A recent decision of the Personal Data Protection Commission (“PDPC”) demonstrates the importance of compliance with data protection obligations.

On 3 December 2020, Giordano Originals (s) Pte Ltd (“Giordano”) reported to the PDPC of an illegitimate network access and ransomware virus of both the OS and server, which had taken place around 12 July 2020.

Due to the Incident, employees’ personal data and members’ personal data, were compromised. Employees’ personal data consisted of their names, IC numbers, address, gender, age, phone number, e-mail contact, qualifications and salary information. Members’ personal data consisted of their names, phone number and date of birth (without birth year). Giordano did not detect any dubious movements in the Singapore network, or any repercussions beyond the said network. The breach had probably taken place through use of information collected from phishing.

The PDPC found that Giordano already had taken precautionary measures before the Incident that were compatible with the PDPC’s Handbook containing recommendations on the protection against malware or phishing intrusions. Giordano had dispatched several security solutions, supplemented by live system controls for any suspicious activities from web traffic. Prior to the incident, Giordano had also carried out systematic system checks and updates.

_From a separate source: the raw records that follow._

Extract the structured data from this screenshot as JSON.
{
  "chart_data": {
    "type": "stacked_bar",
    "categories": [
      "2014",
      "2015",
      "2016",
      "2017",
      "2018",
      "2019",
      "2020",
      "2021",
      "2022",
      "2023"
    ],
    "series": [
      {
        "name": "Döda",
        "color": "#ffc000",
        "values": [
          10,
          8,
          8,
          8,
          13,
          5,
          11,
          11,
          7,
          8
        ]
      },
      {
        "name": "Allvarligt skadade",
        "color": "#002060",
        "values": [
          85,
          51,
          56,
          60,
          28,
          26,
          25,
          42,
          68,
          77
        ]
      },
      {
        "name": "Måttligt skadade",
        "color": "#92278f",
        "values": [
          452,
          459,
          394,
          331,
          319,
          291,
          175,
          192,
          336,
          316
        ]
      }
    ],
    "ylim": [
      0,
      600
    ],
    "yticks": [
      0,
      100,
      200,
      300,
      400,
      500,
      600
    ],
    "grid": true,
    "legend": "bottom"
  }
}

Critically, Giordano had seen to it that its data was backed-up automatically and periodically, which was one important recommendation from the PDPC’s Handbook. Further, Giordano took additional measures to prevent breaches of personal data by encryption and adopting prevailing industry-standard RSA algorithm and passphrase. Accordingly, the personal data compromised by the ransomware could not be read without decryption. The PDPC stated that it approved the appropriate use of industry-standard encryption to prevent data breaches, which would go towards its consideration of an organisation’s compliance with its protection obligations; or at least as a persuasive mitigating consideration should the PDPC be of the view that a breach had taken place.

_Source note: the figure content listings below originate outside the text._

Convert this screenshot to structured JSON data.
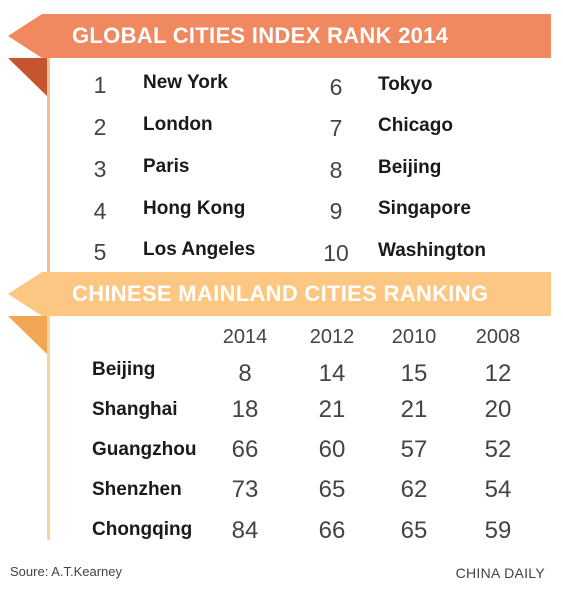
{
  "global": {
    "title": "GLOBAL CITIES INDEX RANK 2014",
    "left": [
      {
        "rank": "1",
        "city": "New York"
      },
      {
        "rank": "2",
        "city": "London"
      },
      {
        "rank": "3",
        "city": "Paris"
      },
      {
        "rank": "4",
        "city": "Hong Kong"
      },
      {
        "rank": "5",
        "city": "Los Angeles"
      }
    ],
    "right": [
      {
        "rank": "6",
        "city": "Tokyo"
      },
      {
        "rank": "7",
        "city": "Chicago"
      },
      {
        "rank": "8",
        "city": "Beijing"
      },
      {
        "rank": "9",
        "city": "Singapore"
      },
      {
        "rank": "10",
        "city": "Washington"
      }
    ]
  },
  "mainland": {
    "title": "CHINESE MAINLAND CITIES RANKING",
    "years": [
      "2014",
      "2012",
      "2010",
      "2008"
    ],
    "rows": [
      {
        "city": "Beijing",
        "values": [
          "8",
          "14",
          "15",
          "12"
        ]
      },
      {
        "city": "Shanghai",
        "values": [
          "18",
          "21",
          "21",
          "20"
        ]
      },
      {
        "city": "Guangzhou",
        "values": [
          "66",
          "60",
          "57",
          "52"
        ]
      },
      {
        "city": "Shenzhen",
        "values": [
          "73",
          "65",
          "62",
          "54"
        ]
      },
      {
        "city": "Chongqing",
        "values": [
          "84",
          "66",
          "65",
          "59"
        ]
      }
    ]
  },
  "footer": {
    "source": "Soure: A.T.Kearney",
    "credit": "CHINA DAILY"
  },
  "colors": {
    "banner1": "#f0895f",
    "banner1_fold": "#c5552f",
    "banner2": "#fbc783",
    "banner2_fold": "#f2a653"
  }
}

Post-incident, Giordano had swiftly responded with additional precautionary measures to alleviate the consequences of such data breaches. These included, amongst others, conducting training for staff to tackle phishing, security checks and further steps to supervise and control such data breaches. It was noted that there was no proof that any decryption of personal data had taken place. In addition, Giordano could completely reinstate or repopulate the personal data affected from its backup system(s).

The Deputy Commissioner for Personal Data Protection was convinced that Giordano had complied with its data protection obligations and accordingly, no additional enforcement measures were imposed on Giordano.